Find Scene Inspiration in Four Easy Steps! Guaranteed!→

This post lays out a thought process for distilling themes and finding characters from monologues. I’m careful when I teach it; I’d rather my players be present in the show and not be doing math on the side lines. I’ll introduce this concept in class, do some exercises that use it explicitly but I always remind the student that the audience (and myself) won’t be judging them on their inspirations but on how well the scenes are played. However a player gets their inspiration, whatever technique they use to cook it, it is the scene that occurs onstage that is most important.

EDIT: More stuff from Bill on separating specifics on Reddit.

Entangl→

This is a great improv app I found on Reddit ages ago and finally got to put into practice when training with the Full Disclosure cast a few weeks back. Add a minimum and maximum amount of time in seconds, and click start. The timer counts down to a randomly set time, blaring an air horn to mark the end of the scene. Then it starts again with a different amount of time. Really awesome, especially when running a min of 2 seconds and a max of 12 seconds to encourage people to get out there and start doing stuff.

Observed Key Factors to Successful (and Unsuccessful) Improv→

Commitment goes beyond what you do in scenework. Commitment is itself a practice. When you do an exercise in class or practice, do a scene, run a long form set, or even do a stupid warm up exercise to start a session… doing it with commitment is going to give you and everyone more than just doing what you have to do.

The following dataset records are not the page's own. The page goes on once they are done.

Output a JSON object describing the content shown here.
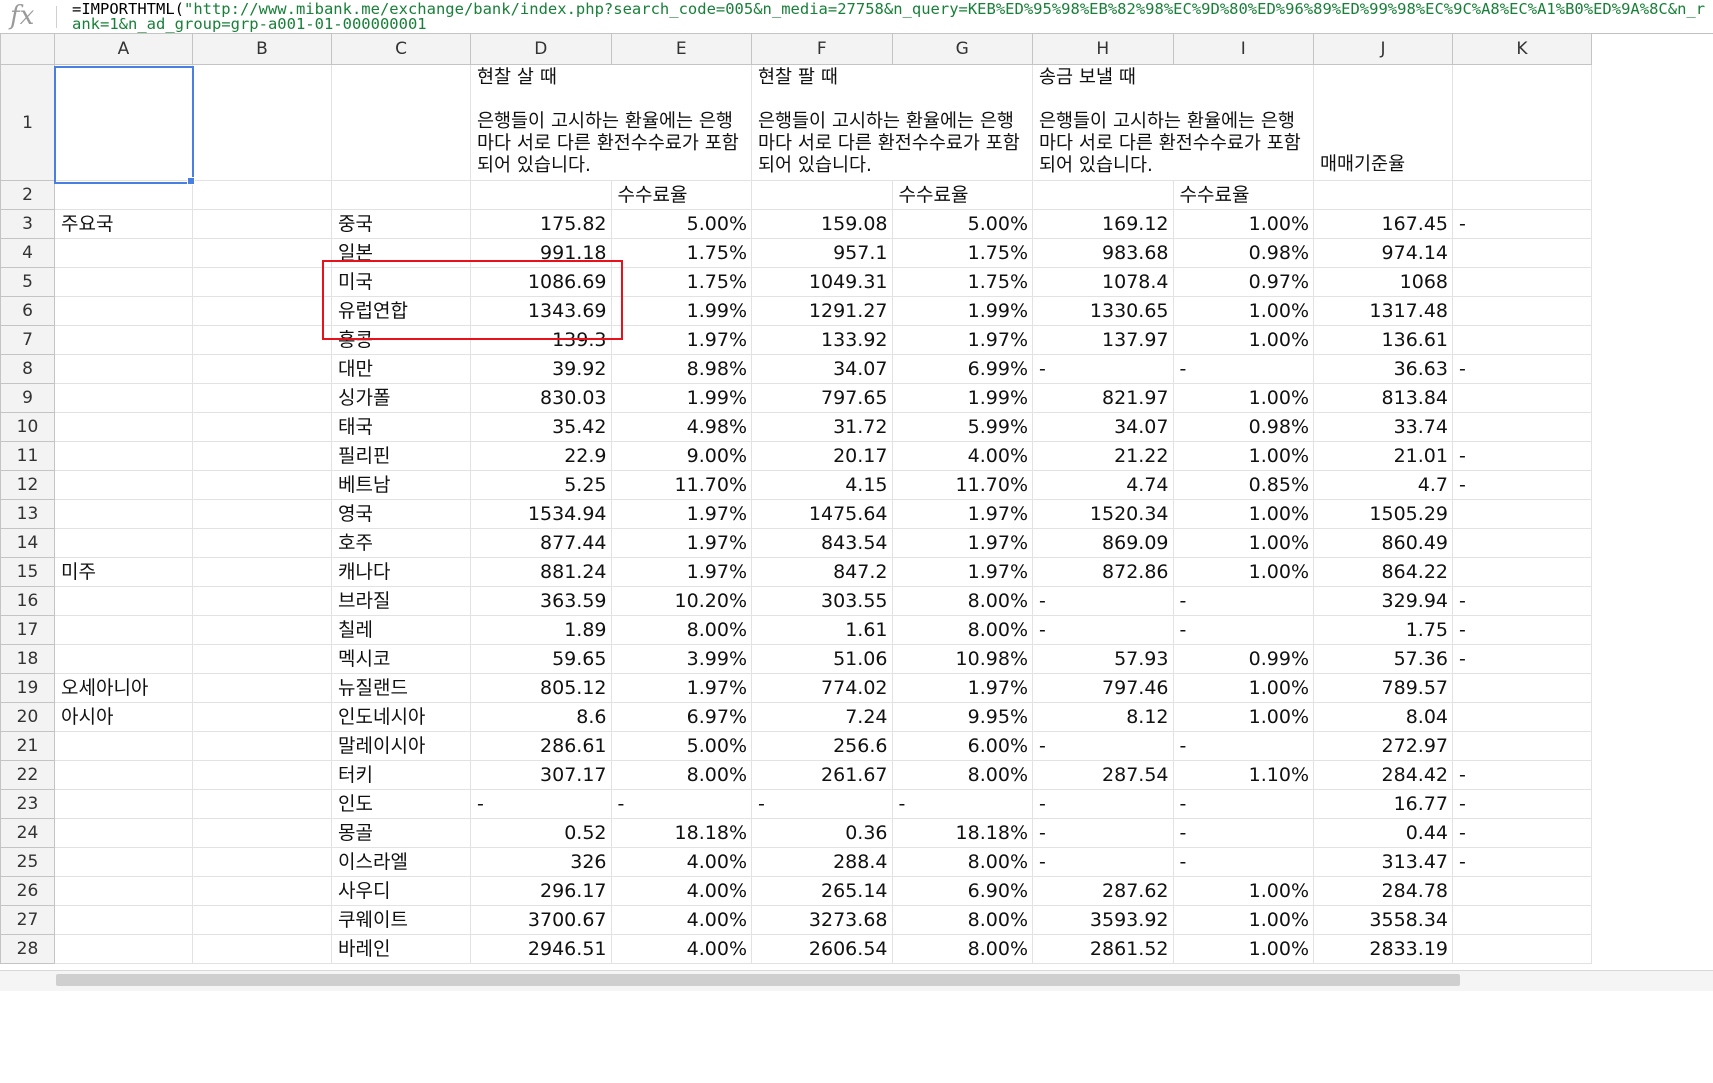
{
  "formula_bar": {
    "icon": "fx-icon",
    "prefix": "=IMPORTHTML(",
    "url": "\"http://www.mibank.me/exchange/bank/index.php?search_code=005&n_media=27758&n_query=KEB%ED%95%98%EB%82%98%EC%9D%80%ED%96%89%ED%99%98%EC%9C%A8%EC%A1%B0%ED%9A%8C&n_rank=1&n_ad_group=grp-a001-01-000000001"
  },
  "columns": [
    "A",
    "B",
    "C",
    "D",
    "E",
    "F",
    "G",
    "H",
    "I",
    "J",
    "K"
  ],
  "header_row": {
    "D": {
      "title": "현찰 살 때",
      "note": "은행들이 고시하는 환율에는 은행마다 서로 다른 환전수수료가 포함되어 있습니다."
    },
    "F": {
      "title": "현찰 팔 때",
      "note": "은행들이 고시하는 환율에는 은행마다 서로 다른 환전수수료가 포함되어 있습니다."
    },
    "H": {
      "title": "송금 보낼 때",
      "note": "은행들이 고시하는 환율에는 은행마다 서로 다른 환전수수료가 포함되어 있습니다."
    },
    "J": "매매기준율"
  },
  "row2": {
    "E": "수수료율",
    "G": "수수료율",
    "I": "수수료율"
  },
  "rows": [
    {
      "n": "3",
      "A": "주요국",
      "C": "중국",
      "D": "175.82",
      "E": "5.00%",
      "F": "159.08",
      "G": "5.00%",
      "H": "169.12",
      "I": "1.00%",
      "J": "167.45",
      "K": "-"
    },
    {
      "n": "4",
      "A": "",
      "C": "일본",
      "D": "991.18",
      "E": "1.75%",
      "F": "957.1",
      "G": "1.75%",
      "H": "983.68",
      "I": "0.98%",
      "J": "974.14",
      "K": ""
    },
    {
      "n": "5",
      "A": "",
      "C": "미국",
      "D": "1086.69",
      "E": "1.75%",
      "F": "1049.31",
      "G": "1.75%",
      "H": "1078.4",
      "I": "0.97%",
      "J": "1068",
      "K": ""
    },
    {
      "n": "6",
      "A": "",
      "C": "유럽연합",
      "D": "1343.69",
      "E": "1.99%",
      "F": "1291.27",
      "G": "1.99%",
      "H": "1330.65",
      "I": "1.00%",
      "J": "1317.48",
      "K": ""
    },
    {
      "n": "7",
      "A": "",
      "C": "홍콩",
      "D": "139.3",
      "E": "1.97%",
      "F": "133.92",
      "G": "1.97%",
      "H": "137.97",
      "I": "1.00%",
      "J": "136.61",
      "K": ""
    },
    {
      "n": "8",
      "A": "",
      "C": "대만",
      "D": "39.92",
      "E": "8.98%",
      "F": "34.07",
      "G": "6.99%",
      "H": "-",
      "I": "-",
      "J": "36.63",
      "K": "-"
    },
    {
      "n": "9",
      "A": "",
      "C": "싱가폴",
      "D": "830.03",
      "E": "1.99%",
      "F": "797.65",
      "G": "1.99%",
      "H": "821.97",
      "I": "1.00%",
      "J": "813.84",
      "K": ""
    },
    {
      "n": "10",
      "A": "",
      "C": "태국",
      "D": "35.42",
      "E": "4.98%",
      "F": "31.72",
      "G": "5.99%",
      "H": "34.07",
      "I": "0.98%",
      "J": "33.74",
      "K": ""
    },
    {
      "n": "11",
      "A": "",
      "C": "필리핀",
      "D": "22.9",
      "E": "9.00%",
      "F": "20.17",
      "G": "4.00%",
      "H": "21.22",
      "I": "1.00%",
      "J": "21.01",
      "K": "-"
    },
    {
      "n": "12",
      "A": "",
      "C": "베트남",
      "D": "5.25",
      "E": "11.70%",
      "F": "4.15",
      "G": "11.70%",
      "H": "4.74",
      "I": "0.85%",
      "J": "4.7",
      "K": "-"
    },
    {
      "n": "13",
      "A": "",
      "C": "영국",
      "D": "1534.94",
      "E": "1.97%",
      "F": "1475.64",
      "G": "1.97%",
      "H": "1520.34",
      "I": "1.00%",
      "J": "1505.29",
      "K": ""
    },
    {
      "n": "14",
      "A": "",
      "C": "호주",
      "D": "877.44",
      "E": "1.97%",
      "F": "843.54",
      "G": "1.97%",
      "H": "869.09",
      "I": "1.00%",
      "J": "860.49",
      "K": ""
    },
    {
      "n": "15",
      "A": "미주",
      "C": "캐나다",
      "D": "881.24",
      "E": "1.97%",
      "F": "847.2",
      "G": "1.97%",
      "H": "872.86",
      "I": "1.00%",
      "J": "864.22",
      "K": ""
    },
    {
      "n": "16",
      "A": "",
      "C": "브라질",
      "D": "363.59",
      "E": "10.20%",
      "F": "303.55",
      "G": "8.00%",
      "H": "-",
      "I": "-",
      "J": "329.94",
      "K": "-"
    },
    {
      "n": "17",
      "A": "",
      "C": "칠레",
      "D": "1.89",
      "E": "8.00%",
      "F": "1.61",
      "G": "8.00%",
      "H": "-",
      "I": "-",
      "J": "1.75",
      "K": "-"
    },
    {
      "n": "18",
      "A": "",
      "C": "멕시코",
      "D": "59.65",
      "E": "3.99%",
      "F": "51.06",
      "G": "10.98%",
      "H": "57.93",
      "I": "0.99%",
      "J": "57.36",
      "K": "-"
    },
    {
      "n": "19",
      "A": "오세아니아",
      "C": "뉴질랜드",
      "D": "805.12",
      "E": "1.97%",
      "F": "774.02",
      "G": "1.97%",
      "H": "797.46",
      "I": "1.00%",
      "J": "789.57",
      "K": ""
    },
    {
      "n": "20",
      "A": "아시아",
      "C": "인도네시아",
      "D": "8.6",
      "E": "6.97%",
      "F": "7.24",
      "G": "9.95%",
      "H": "8.12",
      "I": "1.00%",
      "J": "8.04",
      "K": ""
    },
    {
      "n": "21",
      "A": "",
      "C": "말레이시아",
      "D": "286.61",
      "E": "5.00%",
      "F": "256.6",
      "G": "6.00%",
      "H": "-",
      "I": "-",
      "J": "272.97",
      "K": ""
    },
    {
      "n": "22",
      "A": "",
      "C": "터키",
      "D": "307.17",
      "E": "8.00%",
      "F": "261.67",
      "G": "8.00%",
      "H": "287.54",
      "I": "1.10%",
      "J": "284.42",
      "K": "-"
    },
    {
      "n": "23",
      "A": "",
      "C": "인도",
      "D": "-",
      "E": "-",
      "F": "-",
      "G": "-",
      "H": "-",
      "I": "-",
      "J": "16.77",
      "K": "-"
    },
    {
      "n": "24",
      "A": "",
      "C": "몽골",
      "D": "0.52",
      "E": "18.18%",
      "F": "0.36",
      "G": "18.18%",
      "H": "-",
      "I": "-",
      "J": "0.44",
      "K": "-"
    },
    {
      "n": "25",
      "A": "",
      "C": "이스라엘",
      "D": "326",
      "E": "4.00%",
      "F": "288.4",
      "G": "8.00%",
      "H": "-",
      "I": "-",
      "J": "313.47",
      "K": "-"
    },
    {
      "n": "26",
      "A": "",
      "C": "사우디",
      "D": "296.17",
      "E": "4.00%",
      "F": "265.14",
      "G": "6.90%",
      "H": "287.62",
      "I": "1.00%",
      "J": "284.78",
      "K": ""
    },
    {
      "n": "27",
      "A": "",
      "C": "쿠웨이트",
      "D": "3700.67",
      "E": "4.00%",
      "F": "3273.68",
      "G": "8.00%",
      "H": "3593.92",
      "I": "1.00%",
      "J": "3558.34",
      "K": ""
    },
    {
      "n": "28",
      "A": "",
      "C": "바레인",
      "D": "2946.51",
      "E": "4.00%",
      "F": "2606.54",
      "G": "8.00%",
      "H": "2861.52",
      "I": "1.00%",
      "J": "2833.19",
      "K": ""
    }
  ]
}
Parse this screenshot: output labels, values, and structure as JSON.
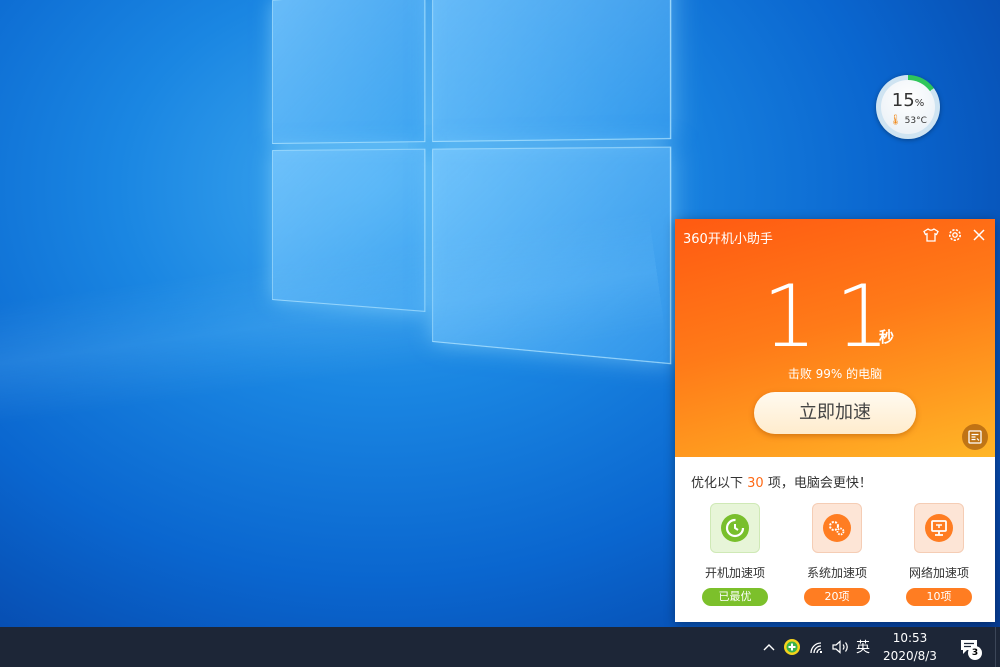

I got a note: when you’re playing a married couple, act more like you’re married. What are some actionable ways to do this?→

Well, you’ve known each other for forever, so every argument you’ve had is a rehashing of an old one. Nothing much fazes you when you’re fighting–unless it takes a turn and gets really, really bad, at which point you get confused, then deeply hurt (this is someone who you didn’t think’d be like this, and you bet half your stuff you wouldn’t).

If it’s a healthy marriage, your body language and speaking language is also really relaxed–what haven’t you done in front of the other person? You’re not aiming to impress, you’re aiming to coexist. This isn’t a first date. If things are well (if the couple is healthy) you talk smoothly. If things aren’t (the couple is unhealthy), then the inverse of all this. You want out of the situation ASAP and the other person is right there keeping you from doing that, and that’s a major source of stress.

If the marriage is going well, reflect that. If it’s going poorly, reflect that. You’ve likely seen both and know how to replicate the social conditions if you think like a reductionist about it.

Creating inclusive improv→

Improv theatre is about saying yes. It is about accepting offers. It should be a place where all people are accepted and tolerance is practiced. But it’s not always. Often racial, cultural and gender stereotypes and cheap jokes at the expense of those with less privilege get rewarded. It can be very hard for people affected by this to confront those who are making jokes without being told they are being ‘over-sensitive’ or ‘it’s just a joke’. But for many people, those ‘jokes’ aren’t funny and they’re the same thing they’ve heard time and time again and they may go to the very heart of their identity. Why would such a person stick around to perform with people who perpetuate the shittier aspects of an oppressive society? Why would an audience want to stay and watch stories that play out the oppression they see and experience everyday when they could be watching something that transcends it?

Great post, read it.

I like improv because you can present your worldview (or perhaps how you’d like to see the world) to an audience in a non-preachy manner – it can be done in stand-up but it’s much more noticeable when it’s done badly. The downside is that unlike most stand-up, improvisers are making it up on the spot, which mean more factors come into it – performer experience levels, the nervousness of performers, or whether the show has been getting a response from the audience (laughter, total silence, etc). It’s a theory, but I believe that those factors dictate certain choices and when they’re made by performers.

Ultimately, what you do on stage as an improviser is a presentation of yourself to the world, even if it’s masked by the character you’re playing. I have a bit of hesitance playing the opposite gender on stage at the moment. I fear being on stage playing with my long (and it’s always long) hair, arms bent in the air at the elbow. I fear it twice as much if I’m stirring a pot and/or talking about a male character not in the scene. The reason is two fold. One, by doing that the joke becomes the fact that I’m a man playing a women in an improv scene, and that means that the audience isn’t engaged with what I’m doing on stage. Two, the subtext is that this is how me, the improviser feels about women in the real world.

The strawman argument to that second point usually is “aw nah, I was just playing a character!” But if playing a character means playing the above in order to get a laugh, or to save a show from dying, or because it’s what the show needed and you were working from instinct; it still suggests that the choice is being made so that you can be personally rewarded. And that’s not respect – its entitlement.